2000 Chittagong massacre refers to the murder of eight people by the Bangladesh Islami Chhatra Shibir (the student wing of the Bangladesh Jamaat-e-Islami) who had fired on a microbus carrying an organization Bangladesh Chhatra League activists killing six in the microbus and one passer-by.

== Background ==
Bangladesh Islami Chhatra Shibir is the student wing of the Bangladesh Jamaat-e-Islami. Bangladesh Chhatra League is the student wing of the Awami League. Shibir Controlled politics in Chittagong from the dorm of Chittagong College where it was believed the murder was planned. IHS Jane's Global Terrorism and Insurgency Attack Index placed Shibir third on the list of non-state armed group in 2013.

== Incident ==
On the morning of 12 July 2000, Bangladesh Islami Chhatra Shibir activist fired on a microbus carrying Bangladesh Chhatra League activists in Bahodderhat, Chittagong. They killed seven in the bus, six Bangladesh Chhatra League activists and the bus drive, and one driver of a nearby auto rickshaw. The reason for the targeted killing was to control a newly constructed campus of the Chittagong Commercial Institute.

== Trial ==
Abdul Kader Khan, assistant superintendent of police of the Criminal Investigation Department, filed murder charges against 22 activists of Bangladesh Islami Chhatra Shibir on 17 January 2001 and framed on 17 June 2002. In March 2008, Court of Second Additional Metropolitan Sessions Judge of Chittagong Ekramul Haq Chowdhury sentenced four to death and three to life imprisonment, all activists of Islami Chhatra Shibir.

In April 2014, the four capital convictions in the case were reversed on appeal by High Court Division judges Md Abdul Hye and Krishna Debnath due to lack of eyewitnesses although the convictions which resulted in life imprisonment were apparently left untouched.
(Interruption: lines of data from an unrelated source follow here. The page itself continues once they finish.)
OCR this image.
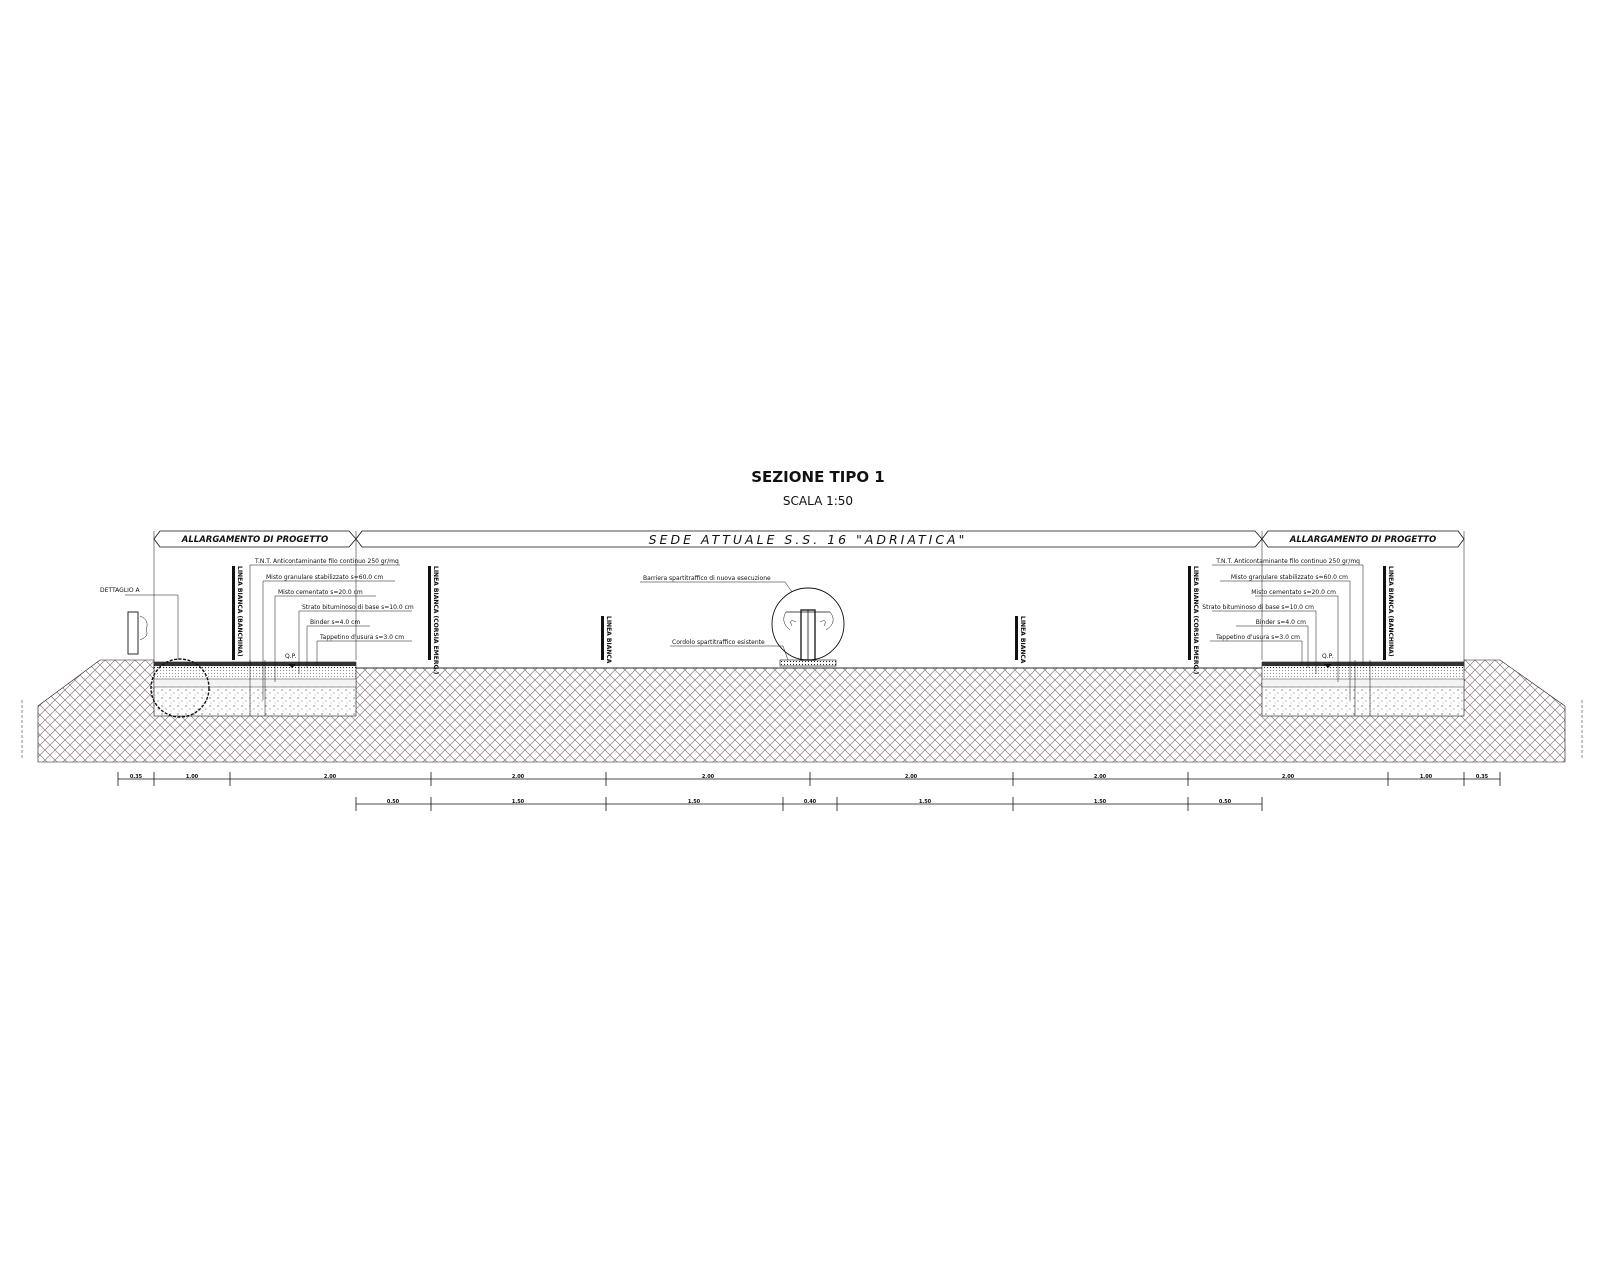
SEZIONE TIPO 1
SCALA 1:50
ALLARGAMENTO DI PROGETTO	SEDE ATTUALE S.S. 16 "ADRIATICA"	ALLARGAMENTO DI PROGETTO
DETTAGLIO A
T.N.T. Anticontaminante filo continuo 250 gr/mq
Misto granulare stabilizzato s=60.0 cm
Misto cementato s=20.0 cm
Strato bituminoso di base s=10.0 cm
Binder s=4.0 cm
Tappetino d'usura s=3.0 cm
T.N.T. Anticontaminante filo continuo 250 gr/mq
Misto granulare stabilizzato s=60.0 cm
Misto cementato s=20.0 cm
Strato bituminoso di base s=10.0 cm
Binder s=4.0 cm
Tappetino d'usura s=3.0 cm
Q.P.	Q.P.
LINEA BIANCA (BANCHINA)	LINEA BIANCA (CORSIA EMERG.)	LINEA BIANCA	LINEA BIANCA	LINEA BIANCA (CORSIA EMERG.)	LINEA BIANCA (BANCHINA)
Barriera spartitraffico di nuova esecuzione
Cordolo spartitraffico esistente
0.35	1.00	2.00	2.00	2.00	2.00	2.00	2.00	1.00	0.35
0.50	1.50	1.50	0.40	1.50	1.50	0.50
Deputy Attorney General Moniruzzaman Rubel said the state would appeal against the High Court verdict that acquitted the four.

Gittu Nasir, a criminal cadre of Islami Chhatra Shibir, who was believed to be involved in the Murder of Gopal Krishna Muhuri was detained in February 2005. He was killed in a shootout with Rapid Action Battalion the following month. Gittu Nasir was a follower of Shibir Nasir, who was released from prison in August 2024 after the resignation of Sheikh Hasina.